Focus sur Les sentiers de la vérité : thriller haletant où les échecs tiennent lieu de personnage

L’histoire en quelques lignes

Alors qu’on le soupçonne d’avoir enlevé une trentaine de personnes et de vouloir les assassiner à des fins de déstabilisation politique, Andréa Davenport se voit contraint de prendre la fuite pour prouver son innocence. Mais qui cherche donc à lui faire porter le chapeau pour ces crimes ignobles ? Telle est la question à laquelle devra répondre le jeune homme pour pouvoir espérer retrouver sa liberté. Dans une course contre la montre qui le mènera de Paris à Vaduz en passant par Dublin, Genève ou bien encore Dallas, le fugitif pourra compter sur l’aide de Melissa Bonnefeuille, sa complice d’infortune. Ensemble, ils vont se lancer à la poursuite de la mystérieuse Caïssa, déesse vénérée des échecs, après avoir rassemblé les indices dont ils disposent et résolu les énigmes qui leur sont adressées.
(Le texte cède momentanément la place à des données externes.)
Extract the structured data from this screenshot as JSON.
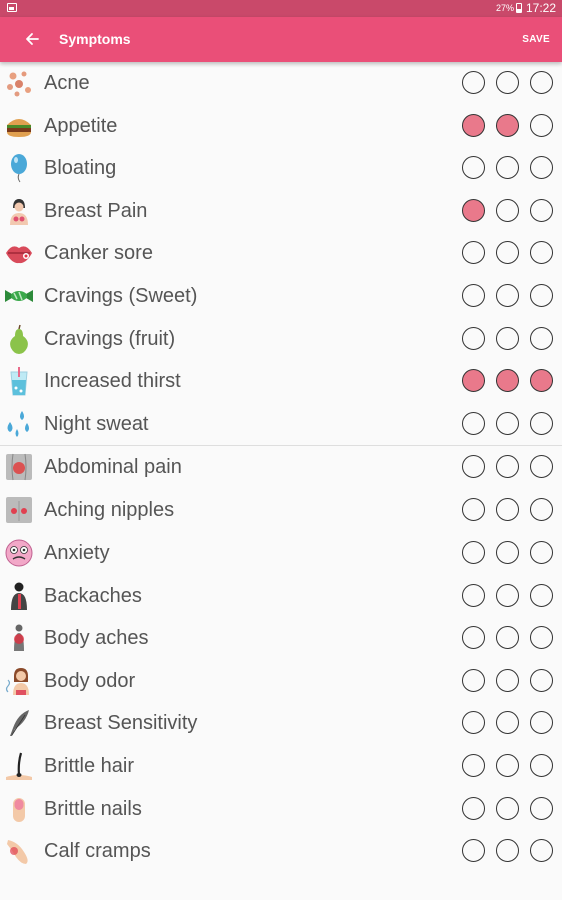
{
  "status_bar": {
    "battery": "27%",
    "time": "17:22"
  },
  "app_bar": {
    "title": "Symptoms",
    "save_label": "SAVE"
  },
  "colors": {
    "primary": "#ea4f78",
    "status_bar": "#c9496a",
    "selected": "#e9798b"
  },
  "symptoms": [
    {
      "label": "Acne",
      "icon": "acne-icon",
      "level": 0
    },
    {
      "label": "Appetite",
      "icon": "burger-icon",
      "level": 2
    },
    {
      "label": "Bloating",
      "icon": "balloon-icon",
      "level": 0
    },
    {
      "label": "Breast Pain",
      "icon": "breast-pain-icon",
      "level": 1
    },
    {
      "label": "Canker sore",
      "icon": "lips-icon",
      "level": 0
    },
    {
      "label": "Cravings (Sweet)",
      "icon": "candy-icon",
      "level": 0
    },
    {
      "label": "Cravings (fruit)",
      "icon": "pear-icon",
      "level": 0
    },
    {
      "label": "Increased thirst",
      "icon": "drink-icon",
      "level": 3
    },
    {
      "label": "Night sweat",
      "icon": "sweat-drops-icon",
      "level": 0
    },
    {
      "label": "Abdominal pain",
      "icon": "abdomen-icon",
      "level": 0
    },
    {
      "label": "Aching nipples",
      "icon": "nipples-icon",
      "level": 0
    },
    {
      "label": "Anxiety",
      "icon": "anxious-face-icon",
      "level": 0
    },
    {
      "label": "Backaches",
      "icon": "back-icon",
      "level": 0
    },
    {
      "label": "Body aches",
      "icon": "body-icon",
      "level": 0
    },
    {
      "label": "Body odor",
      "icon": "odor-icon",
      "level": 0
    },
    {
      "label": "Breast Sensitivity",
      "icon": "feather-icon",
      "level": 0
    },
    {
      "label": "Brittle hair",
      "icon": "hair-icon",
      "level": 0
    },
    {
      "label": "Brittle nails",
      "icon": "nail-icon",
      "level": 0
    },
    {
      "label": "Calf cramps",
      "icon": "calf-icon",
      "level": 0
    }
  ]
}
Les échecs comme décor du livre

Au fil des pages, l’univers des échecs s’impose comme un personnage à part entière. Les références, variées et pertinentes, font la part belle à l’histoire de ce sport, dans ses aspects réels mais aussi mythologiques. Du grand Philidor aux géniaux Bobby Fisher et Gary Kasparov, en passant par la FIDE les clins d’œil à l’univers échiquéen sont nombreux. Mais que les novices se rassurent : il n’est pas nécessaire de savoir jouer aux échecs pour  prendre plaisir à lire ce livre. L’auteur prend soin d’expliquer pas à pas la progression de l’intrigue. Quant aux plus érudits, ils se réjouiront de certains passages, en se remémorant des exploits échiquéens rentrés dans les annales, comme la partie jouée entre Geoff Chandler et Richard Kynoch lors des championnats d’Edimbourg en 1981.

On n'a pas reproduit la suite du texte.